Written May 7, 2009

Well it's been awhile, not surprising. Someday I might actually learn discipline, but I'm not holding my breath.

I've continued working on my two projects and am even brain storming a third. This is great for a writing career, but I feel it is evidence of a dissatisfied mind as well. Things I love have been felling burdensome and my energy level just never comes back (though being pretty sick twice since I last wrote does give a bit of an excuse). I just can't seem to accomplish anything anymore and this has led to a deep discontentment with my life right now.

Now this doesn't mean I'm depressed or crying myself to sleep every night, it means I'm restless and unfocused. I still like my job, my home, my long weekends, the increase of sunny days (though it's brought an excess of pollen with it), and my lazy cat. What specifically is leaving me discontent? The sense there should be something more, that I should be doing something more.

Obviously I battle the Martha complex, add to that three years of seeing a purpose in front of me everyday (even if I didn't think I was doing well) and I'm feeling kinda stuck and just questioning things. Is writing really going to be worthy it? Yes I love delving into new worlds, languages, and minds and discovering the intense stories built in each of these. Yes I dream of being in print and getting my stories into the hands of avid readers longing for tales of magic and quests ingrained with Christian values. But will I ever be good enough to actually accomplish this? Will I ever have the discipline and finances to really see it through? Will I give up?

Part of me wants to scream NO, but another part of me, the overly practical, list making part sees all the ways I'm not cut out for this lifestyle which leaves me wondering. Did I mis-hear God? Is writing my passion and dream, but not what He has in mind for me? Or am I letting the enemy rob the joy of a godly passion?

Despite my doubts and nagging dissatisfaction, I am not quitting. I continue to write and to edit in between recovering from a new illness that strikes every few weeks (and never the swine flu so stop worrying) and the gradual increase of activities as the weather warms. I continue to re-read writing texts and think how to improve and laying my trepidations at the cross where they belong. Add to all that and I'm attending my first writer's conference this next week. It's real close, Estes Park, and Christian. I'm hoping this conference will provide the knowledge I need to go forward at this point, a few contacts, but especially a confirmation that I'm on the right course. This doesn't mean an agent falls in love with my idea or a publisher eagerly requests a full manuscript. This would just be a sense of comfort, an increase of passion, and an overall contentment in the environment of Christian writers and with my own writing (as desperate as it is for a professional editor).

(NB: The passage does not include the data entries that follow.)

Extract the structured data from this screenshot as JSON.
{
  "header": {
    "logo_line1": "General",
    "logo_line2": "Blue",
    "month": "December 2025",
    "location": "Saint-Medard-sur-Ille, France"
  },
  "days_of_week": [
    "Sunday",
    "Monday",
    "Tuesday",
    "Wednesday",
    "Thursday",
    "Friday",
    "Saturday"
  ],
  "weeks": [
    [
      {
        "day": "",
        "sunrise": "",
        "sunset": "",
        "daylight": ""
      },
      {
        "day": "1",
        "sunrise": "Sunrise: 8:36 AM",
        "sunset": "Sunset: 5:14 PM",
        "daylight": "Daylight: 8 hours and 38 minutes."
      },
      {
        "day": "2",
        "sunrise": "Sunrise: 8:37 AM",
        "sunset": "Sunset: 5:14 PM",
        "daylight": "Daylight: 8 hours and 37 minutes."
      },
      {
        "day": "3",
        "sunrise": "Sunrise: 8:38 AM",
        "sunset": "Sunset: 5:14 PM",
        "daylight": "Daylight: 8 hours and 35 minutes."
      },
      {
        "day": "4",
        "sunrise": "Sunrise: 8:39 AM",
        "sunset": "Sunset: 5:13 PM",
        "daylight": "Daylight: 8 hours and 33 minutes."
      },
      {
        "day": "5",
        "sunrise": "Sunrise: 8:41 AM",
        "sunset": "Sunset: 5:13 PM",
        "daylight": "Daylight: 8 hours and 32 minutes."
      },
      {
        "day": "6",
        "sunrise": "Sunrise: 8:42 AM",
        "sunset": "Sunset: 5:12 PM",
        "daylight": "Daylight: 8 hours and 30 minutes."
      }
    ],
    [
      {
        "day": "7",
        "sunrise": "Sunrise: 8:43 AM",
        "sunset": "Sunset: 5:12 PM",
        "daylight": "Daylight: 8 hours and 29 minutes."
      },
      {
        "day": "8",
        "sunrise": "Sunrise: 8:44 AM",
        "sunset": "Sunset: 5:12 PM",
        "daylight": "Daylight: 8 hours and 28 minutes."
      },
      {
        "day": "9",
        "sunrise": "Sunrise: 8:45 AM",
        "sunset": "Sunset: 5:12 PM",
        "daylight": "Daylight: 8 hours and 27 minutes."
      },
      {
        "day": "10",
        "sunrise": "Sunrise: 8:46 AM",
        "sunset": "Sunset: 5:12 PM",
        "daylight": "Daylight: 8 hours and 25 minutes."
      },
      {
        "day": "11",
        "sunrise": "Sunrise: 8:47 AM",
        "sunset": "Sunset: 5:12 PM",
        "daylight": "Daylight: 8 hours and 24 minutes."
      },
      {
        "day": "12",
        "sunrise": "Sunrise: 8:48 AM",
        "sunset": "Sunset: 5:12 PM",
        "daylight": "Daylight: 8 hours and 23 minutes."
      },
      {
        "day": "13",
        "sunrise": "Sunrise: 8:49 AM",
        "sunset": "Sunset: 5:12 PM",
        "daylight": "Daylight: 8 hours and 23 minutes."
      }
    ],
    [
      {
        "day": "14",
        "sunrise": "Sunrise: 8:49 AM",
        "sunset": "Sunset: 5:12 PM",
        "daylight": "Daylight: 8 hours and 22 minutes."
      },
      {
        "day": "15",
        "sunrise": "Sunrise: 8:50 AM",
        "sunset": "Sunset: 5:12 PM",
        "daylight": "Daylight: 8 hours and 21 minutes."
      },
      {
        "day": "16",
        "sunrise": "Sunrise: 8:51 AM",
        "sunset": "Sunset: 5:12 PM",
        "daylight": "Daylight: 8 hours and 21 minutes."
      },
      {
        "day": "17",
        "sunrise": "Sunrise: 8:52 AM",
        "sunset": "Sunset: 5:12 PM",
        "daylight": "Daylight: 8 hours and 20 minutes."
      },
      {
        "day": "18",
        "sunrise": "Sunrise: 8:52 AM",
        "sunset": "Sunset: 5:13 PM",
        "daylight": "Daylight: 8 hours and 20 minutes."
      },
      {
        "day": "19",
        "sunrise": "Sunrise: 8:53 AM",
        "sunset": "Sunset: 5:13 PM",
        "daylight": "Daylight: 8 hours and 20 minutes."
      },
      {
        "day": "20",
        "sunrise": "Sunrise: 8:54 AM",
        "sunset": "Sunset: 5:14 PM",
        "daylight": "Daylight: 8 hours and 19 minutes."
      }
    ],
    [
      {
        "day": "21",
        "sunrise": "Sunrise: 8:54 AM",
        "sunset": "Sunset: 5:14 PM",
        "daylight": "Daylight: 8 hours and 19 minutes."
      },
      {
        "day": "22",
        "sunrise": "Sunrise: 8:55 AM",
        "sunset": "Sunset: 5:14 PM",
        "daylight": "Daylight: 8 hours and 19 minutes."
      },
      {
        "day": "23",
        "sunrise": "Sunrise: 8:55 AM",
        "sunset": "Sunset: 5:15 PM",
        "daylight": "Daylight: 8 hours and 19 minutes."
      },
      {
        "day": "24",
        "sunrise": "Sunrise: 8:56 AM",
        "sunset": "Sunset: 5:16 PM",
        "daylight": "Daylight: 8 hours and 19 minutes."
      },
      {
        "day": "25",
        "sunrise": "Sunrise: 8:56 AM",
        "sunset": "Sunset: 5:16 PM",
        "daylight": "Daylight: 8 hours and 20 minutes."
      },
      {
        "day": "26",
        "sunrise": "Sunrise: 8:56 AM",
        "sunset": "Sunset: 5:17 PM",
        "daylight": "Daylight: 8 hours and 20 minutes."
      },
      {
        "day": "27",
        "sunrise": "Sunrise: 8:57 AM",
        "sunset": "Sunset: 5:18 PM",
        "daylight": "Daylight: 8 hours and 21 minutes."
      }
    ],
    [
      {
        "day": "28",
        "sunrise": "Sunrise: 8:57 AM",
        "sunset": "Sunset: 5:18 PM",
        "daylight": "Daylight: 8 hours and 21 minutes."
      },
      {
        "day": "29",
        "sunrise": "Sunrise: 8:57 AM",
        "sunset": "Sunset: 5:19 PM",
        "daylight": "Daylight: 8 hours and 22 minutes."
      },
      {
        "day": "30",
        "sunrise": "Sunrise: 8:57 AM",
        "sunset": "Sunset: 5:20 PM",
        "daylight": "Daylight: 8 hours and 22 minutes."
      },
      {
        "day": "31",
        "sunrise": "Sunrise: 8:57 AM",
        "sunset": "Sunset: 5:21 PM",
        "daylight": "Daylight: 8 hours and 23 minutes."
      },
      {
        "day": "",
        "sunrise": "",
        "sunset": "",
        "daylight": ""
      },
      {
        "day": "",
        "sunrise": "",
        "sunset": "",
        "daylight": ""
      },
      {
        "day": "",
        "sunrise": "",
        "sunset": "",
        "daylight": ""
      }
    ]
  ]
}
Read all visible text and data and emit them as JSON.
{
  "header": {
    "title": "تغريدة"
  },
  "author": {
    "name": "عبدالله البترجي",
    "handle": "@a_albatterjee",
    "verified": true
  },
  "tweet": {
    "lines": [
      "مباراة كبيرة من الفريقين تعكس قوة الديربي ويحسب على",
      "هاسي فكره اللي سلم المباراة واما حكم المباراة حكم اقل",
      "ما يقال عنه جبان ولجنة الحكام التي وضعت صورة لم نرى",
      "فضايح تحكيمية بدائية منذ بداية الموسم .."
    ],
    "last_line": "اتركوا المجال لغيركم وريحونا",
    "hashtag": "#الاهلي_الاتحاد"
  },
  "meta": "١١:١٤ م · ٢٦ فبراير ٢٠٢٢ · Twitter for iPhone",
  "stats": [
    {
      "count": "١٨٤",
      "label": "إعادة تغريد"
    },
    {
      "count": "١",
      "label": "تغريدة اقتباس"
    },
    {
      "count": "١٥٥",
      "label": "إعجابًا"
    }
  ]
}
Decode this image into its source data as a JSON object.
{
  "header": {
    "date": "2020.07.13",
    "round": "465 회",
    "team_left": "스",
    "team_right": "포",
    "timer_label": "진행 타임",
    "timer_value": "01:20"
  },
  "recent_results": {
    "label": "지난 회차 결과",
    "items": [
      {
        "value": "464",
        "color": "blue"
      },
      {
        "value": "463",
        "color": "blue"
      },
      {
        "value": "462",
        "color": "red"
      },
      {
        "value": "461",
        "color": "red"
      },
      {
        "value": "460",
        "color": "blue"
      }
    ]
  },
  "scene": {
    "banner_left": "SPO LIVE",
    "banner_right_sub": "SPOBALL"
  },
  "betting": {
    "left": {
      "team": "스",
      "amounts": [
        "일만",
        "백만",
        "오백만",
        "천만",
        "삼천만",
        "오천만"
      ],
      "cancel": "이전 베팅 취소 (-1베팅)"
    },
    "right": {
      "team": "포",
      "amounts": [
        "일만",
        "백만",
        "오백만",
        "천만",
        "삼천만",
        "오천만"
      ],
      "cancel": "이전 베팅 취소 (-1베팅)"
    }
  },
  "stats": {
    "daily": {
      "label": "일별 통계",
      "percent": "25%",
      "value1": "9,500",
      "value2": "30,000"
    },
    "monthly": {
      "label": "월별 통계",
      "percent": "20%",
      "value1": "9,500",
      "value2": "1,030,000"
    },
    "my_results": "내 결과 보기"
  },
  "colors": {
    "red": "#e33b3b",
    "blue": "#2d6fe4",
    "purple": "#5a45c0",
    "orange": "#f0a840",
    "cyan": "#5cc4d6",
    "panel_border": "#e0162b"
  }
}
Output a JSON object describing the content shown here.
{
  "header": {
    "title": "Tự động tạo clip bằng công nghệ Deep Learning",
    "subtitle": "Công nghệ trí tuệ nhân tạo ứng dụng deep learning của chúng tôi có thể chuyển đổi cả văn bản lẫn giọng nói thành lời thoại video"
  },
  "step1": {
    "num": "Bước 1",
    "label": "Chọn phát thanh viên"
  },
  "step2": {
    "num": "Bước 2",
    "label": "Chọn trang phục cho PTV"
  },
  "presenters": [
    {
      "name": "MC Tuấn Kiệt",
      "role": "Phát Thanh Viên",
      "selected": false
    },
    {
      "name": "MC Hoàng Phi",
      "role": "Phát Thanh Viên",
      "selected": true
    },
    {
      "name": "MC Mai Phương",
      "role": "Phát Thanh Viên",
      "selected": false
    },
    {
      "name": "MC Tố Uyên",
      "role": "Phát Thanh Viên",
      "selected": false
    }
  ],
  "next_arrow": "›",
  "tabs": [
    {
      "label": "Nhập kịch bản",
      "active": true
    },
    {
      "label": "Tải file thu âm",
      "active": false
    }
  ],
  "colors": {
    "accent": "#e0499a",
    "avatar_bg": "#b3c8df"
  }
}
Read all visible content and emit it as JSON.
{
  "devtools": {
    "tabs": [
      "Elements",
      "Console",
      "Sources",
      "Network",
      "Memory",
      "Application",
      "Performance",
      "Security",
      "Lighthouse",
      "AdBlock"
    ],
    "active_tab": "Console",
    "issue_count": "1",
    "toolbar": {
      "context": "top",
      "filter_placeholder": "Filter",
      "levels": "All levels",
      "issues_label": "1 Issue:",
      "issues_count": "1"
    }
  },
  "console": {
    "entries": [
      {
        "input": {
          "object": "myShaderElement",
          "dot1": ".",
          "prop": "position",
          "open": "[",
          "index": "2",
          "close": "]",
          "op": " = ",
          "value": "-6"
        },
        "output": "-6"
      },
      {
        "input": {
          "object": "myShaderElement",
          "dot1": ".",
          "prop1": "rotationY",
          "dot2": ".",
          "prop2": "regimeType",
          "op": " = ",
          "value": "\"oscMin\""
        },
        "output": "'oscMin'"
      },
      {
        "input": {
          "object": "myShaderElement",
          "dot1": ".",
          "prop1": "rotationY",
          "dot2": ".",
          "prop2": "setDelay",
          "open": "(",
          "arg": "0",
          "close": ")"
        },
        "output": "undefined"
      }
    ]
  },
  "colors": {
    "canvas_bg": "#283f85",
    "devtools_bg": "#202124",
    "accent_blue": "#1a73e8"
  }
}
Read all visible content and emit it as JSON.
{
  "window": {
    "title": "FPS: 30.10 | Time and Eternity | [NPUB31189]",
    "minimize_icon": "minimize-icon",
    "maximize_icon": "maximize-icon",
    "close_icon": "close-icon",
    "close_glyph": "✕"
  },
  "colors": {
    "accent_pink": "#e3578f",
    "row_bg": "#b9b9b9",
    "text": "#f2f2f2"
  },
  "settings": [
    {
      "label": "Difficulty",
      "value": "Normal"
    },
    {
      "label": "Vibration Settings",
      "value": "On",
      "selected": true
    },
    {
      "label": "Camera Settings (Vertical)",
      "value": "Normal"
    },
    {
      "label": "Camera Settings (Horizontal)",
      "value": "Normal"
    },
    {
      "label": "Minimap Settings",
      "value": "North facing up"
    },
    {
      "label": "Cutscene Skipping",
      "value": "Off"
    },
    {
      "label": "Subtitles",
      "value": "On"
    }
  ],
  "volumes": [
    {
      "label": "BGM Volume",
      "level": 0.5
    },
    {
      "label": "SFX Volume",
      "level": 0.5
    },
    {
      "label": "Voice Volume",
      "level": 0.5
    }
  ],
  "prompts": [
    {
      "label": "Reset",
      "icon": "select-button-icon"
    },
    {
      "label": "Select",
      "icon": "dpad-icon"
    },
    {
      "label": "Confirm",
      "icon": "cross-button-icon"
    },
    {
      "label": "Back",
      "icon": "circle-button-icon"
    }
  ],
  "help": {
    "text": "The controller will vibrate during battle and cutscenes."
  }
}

My editor money is going to this conference so it probably won't be until the end of summer until I can get Isaiah sent out for a deep edit. But this could be good as I've been working through a text Self-Editing for Fiction Writers which came highly recommended from several writing sites. Taking my WIP through the steps in this book is slow, time consuming, and sometimes aggravating, but I'm really like the results. A clear story, easier to follow, and cleaner. Now I just need to figure out how to amp up the tension in the middle (yes, I suffer from the dreaded sagging middle), and I think I’ll have all the steps I know how to do so when I send my WIP to an editor she'll be finding things I haven't learned about yet and be able to see glaring plot issues rather than a mountain of amateur mistakes. I hope this will make the editing experience a true learning environment truly preparing me for the vicious publishing world and improved writing in general.

There's so much to learn and so many things I want to improve on, but each day is a struggle with the basics - joy, contentment, and basic self-discipline. My eyes are all around me searching for purpose even as my head and heart tell me, "Look up. In Christ alone is your purpose. Rest and take everything one step at a time. He knows what you need and when you need to learn it. Rest."